We recognise that many of the species we trade in are not native to the UK. We believe our industry has a responsibility to educate our customers about the need not to release fish or plants into the wild. Our advice is always to keep them in your garden pond or aquarium and to compost aquatic plants with care. We therefore support the Be Plant Wise campaign and promote it to the industry to share with customers.

It’s also fair to say that very few of the species we trade in could ever become invasive because most are tropical species that would not survive our colder temperatures. But good gardeners still need to be careful, for example by not creating ponds near to native waterways or by throwing aquatic plants over the hedge or into rivers etc. And of course not all native species find their home across the whole of the UK so we need to be careful about which plants we choose for ponds and gardens.

Alien invasive/non-native species are flora and fauna that are found outside their natural range and, if allowed to escape, can thrive and rapidly colonise a wide area causing damage to the ecosystem. That’s why we help to spread the message that it’s important to compost with care and to keep aquatic plants in the closed system of your pond or aquarium.

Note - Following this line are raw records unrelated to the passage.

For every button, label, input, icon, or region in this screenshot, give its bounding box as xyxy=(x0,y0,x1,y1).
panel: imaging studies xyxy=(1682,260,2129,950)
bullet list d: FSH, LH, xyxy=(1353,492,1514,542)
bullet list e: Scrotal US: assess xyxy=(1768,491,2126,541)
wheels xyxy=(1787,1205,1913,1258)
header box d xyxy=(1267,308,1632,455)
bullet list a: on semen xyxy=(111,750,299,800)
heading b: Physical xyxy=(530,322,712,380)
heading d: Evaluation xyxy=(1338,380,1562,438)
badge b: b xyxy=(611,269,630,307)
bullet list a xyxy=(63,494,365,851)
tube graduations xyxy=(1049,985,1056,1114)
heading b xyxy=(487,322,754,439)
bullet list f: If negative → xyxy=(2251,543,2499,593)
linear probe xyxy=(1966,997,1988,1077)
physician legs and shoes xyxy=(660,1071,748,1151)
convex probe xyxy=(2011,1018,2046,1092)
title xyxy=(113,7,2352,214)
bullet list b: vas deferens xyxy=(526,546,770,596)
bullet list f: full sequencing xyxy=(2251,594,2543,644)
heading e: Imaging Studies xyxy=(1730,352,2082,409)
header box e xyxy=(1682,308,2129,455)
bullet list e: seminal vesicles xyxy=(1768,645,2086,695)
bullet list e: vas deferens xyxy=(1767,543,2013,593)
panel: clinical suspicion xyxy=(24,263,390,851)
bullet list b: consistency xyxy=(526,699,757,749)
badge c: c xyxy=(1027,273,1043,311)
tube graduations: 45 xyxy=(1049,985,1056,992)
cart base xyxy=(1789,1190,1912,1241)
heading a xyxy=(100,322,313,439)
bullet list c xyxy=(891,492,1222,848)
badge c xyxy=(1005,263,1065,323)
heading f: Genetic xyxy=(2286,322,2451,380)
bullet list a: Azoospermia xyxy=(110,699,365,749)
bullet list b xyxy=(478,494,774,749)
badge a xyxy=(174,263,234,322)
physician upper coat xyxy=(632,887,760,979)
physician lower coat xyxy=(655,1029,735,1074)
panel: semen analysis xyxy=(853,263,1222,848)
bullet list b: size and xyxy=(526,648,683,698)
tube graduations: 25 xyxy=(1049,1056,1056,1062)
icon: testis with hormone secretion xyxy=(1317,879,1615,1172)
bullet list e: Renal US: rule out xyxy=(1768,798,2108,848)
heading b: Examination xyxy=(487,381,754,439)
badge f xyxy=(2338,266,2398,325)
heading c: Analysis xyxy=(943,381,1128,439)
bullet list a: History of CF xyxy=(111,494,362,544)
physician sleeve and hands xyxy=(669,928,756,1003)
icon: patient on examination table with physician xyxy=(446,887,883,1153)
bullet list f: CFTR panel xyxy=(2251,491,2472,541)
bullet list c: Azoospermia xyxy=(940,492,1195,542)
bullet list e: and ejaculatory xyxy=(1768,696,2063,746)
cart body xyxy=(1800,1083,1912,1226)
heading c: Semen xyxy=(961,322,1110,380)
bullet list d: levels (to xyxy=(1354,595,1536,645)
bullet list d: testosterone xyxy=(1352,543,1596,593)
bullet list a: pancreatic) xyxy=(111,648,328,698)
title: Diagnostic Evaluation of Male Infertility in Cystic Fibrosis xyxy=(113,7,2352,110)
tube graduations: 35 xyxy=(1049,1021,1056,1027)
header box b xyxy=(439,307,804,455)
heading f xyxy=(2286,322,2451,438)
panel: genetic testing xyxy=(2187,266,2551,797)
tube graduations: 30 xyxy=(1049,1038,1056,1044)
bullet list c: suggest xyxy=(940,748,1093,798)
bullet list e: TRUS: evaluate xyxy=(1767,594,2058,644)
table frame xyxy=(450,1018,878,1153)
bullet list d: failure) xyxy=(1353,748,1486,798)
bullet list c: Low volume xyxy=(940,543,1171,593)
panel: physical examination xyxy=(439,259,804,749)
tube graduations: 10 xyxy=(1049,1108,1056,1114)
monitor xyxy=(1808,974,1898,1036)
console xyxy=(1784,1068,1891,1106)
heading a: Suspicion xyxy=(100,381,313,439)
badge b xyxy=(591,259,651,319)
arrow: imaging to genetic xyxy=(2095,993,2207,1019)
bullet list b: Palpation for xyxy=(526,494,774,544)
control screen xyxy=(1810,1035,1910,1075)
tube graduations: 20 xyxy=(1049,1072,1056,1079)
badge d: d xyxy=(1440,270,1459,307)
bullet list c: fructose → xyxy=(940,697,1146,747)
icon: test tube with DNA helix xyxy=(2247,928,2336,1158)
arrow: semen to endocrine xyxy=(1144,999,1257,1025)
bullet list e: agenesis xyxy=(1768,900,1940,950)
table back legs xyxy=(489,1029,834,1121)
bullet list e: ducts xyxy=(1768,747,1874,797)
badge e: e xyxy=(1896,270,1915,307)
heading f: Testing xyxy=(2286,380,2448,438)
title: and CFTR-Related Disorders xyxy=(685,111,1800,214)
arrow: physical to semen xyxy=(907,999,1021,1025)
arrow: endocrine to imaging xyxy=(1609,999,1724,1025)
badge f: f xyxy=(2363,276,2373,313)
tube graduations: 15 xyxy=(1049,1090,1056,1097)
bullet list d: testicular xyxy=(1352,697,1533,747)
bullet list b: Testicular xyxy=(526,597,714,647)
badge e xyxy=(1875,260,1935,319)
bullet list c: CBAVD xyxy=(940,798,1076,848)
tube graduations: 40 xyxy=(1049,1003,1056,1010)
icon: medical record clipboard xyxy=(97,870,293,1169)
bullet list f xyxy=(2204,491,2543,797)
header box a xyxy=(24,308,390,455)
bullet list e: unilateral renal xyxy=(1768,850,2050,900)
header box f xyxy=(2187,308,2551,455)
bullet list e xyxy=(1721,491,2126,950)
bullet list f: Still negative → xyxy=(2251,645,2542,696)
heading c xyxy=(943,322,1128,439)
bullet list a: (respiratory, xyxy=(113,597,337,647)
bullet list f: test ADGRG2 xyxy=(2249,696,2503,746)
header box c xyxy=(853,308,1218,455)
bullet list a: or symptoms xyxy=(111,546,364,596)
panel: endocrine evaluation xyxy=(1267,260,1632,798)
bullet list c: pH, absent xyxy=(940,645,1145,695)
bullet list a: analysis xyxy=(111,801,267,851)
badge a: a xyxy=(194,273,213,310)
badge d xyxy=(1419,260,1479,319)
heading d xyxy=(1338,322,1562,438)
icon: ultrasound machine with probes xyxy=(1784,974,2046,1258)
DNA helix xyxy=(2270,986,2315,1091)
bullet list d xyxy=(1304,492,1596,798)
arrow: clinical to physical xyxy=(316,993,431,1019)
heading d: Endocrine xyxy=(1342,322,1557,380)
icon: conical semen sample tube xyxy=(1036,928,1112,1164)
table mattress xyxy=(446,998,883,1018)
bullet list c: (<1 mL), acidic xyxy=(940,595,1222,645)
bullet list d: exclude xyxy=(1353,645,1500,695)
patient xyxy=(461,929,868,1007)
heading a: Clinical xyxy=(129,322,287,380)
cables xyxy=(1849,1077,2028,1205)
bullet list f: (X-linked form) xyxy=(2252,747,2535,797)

Our Biosecurity and the ornamental aquatics industry document provides advice and guidance on how UK businesses can improve their biosecurity. Our aim is to help all businesses within the industry to make informed decisions on how to minimise the biosecurity risks within their business from disease and invasive species.

What we are doing

  • We support initiatives such as the Be Plant Wise campaign and work with the GB Non-Native Species Secretariat to help to improve and promote the campaign. It’s important to ensure that our industry and fish keepers are part of the solution rather than the problem.
  • We alert the industry to issues when we are aware of potential problems. These have included moss balls potentially infested with zebra mussels and encouraging the sale of British produced snails and mussels for garden ponds.
  • We work to address unsubstantiated claims about the potential invasiveness of species within our industry, particularly during the formation of legislation. We try to ensure that any legislation is measured, rational and protects the environment.  Over the past few years we have worked with the European Pet Organization to help it with submissions to the European Commission on additions to the EU Alien Invasive Species Regulation’s List of EU Wide Concern.
  • We regularly add our voice to Government committees and calls for evidence on invasive species, such as Westminster’s Environmental Audit Committee.
  • We work to ensure that species are never released in the wild and so never become invasive. We work closely with relevant agencies to raise awareness in our industry of the ‘no release’ message. All our care sheets for example have the no release message on them and we have worked with REPTA on our joint Code of Practice for responsible pet keeping.
  • We are calling on manufacturers and dry goods producers to put the no release message on their packaging when they redesign them. Pets at Home and Maidenhead Aquatics have already incorporated these messages into the way they sell products to their customers.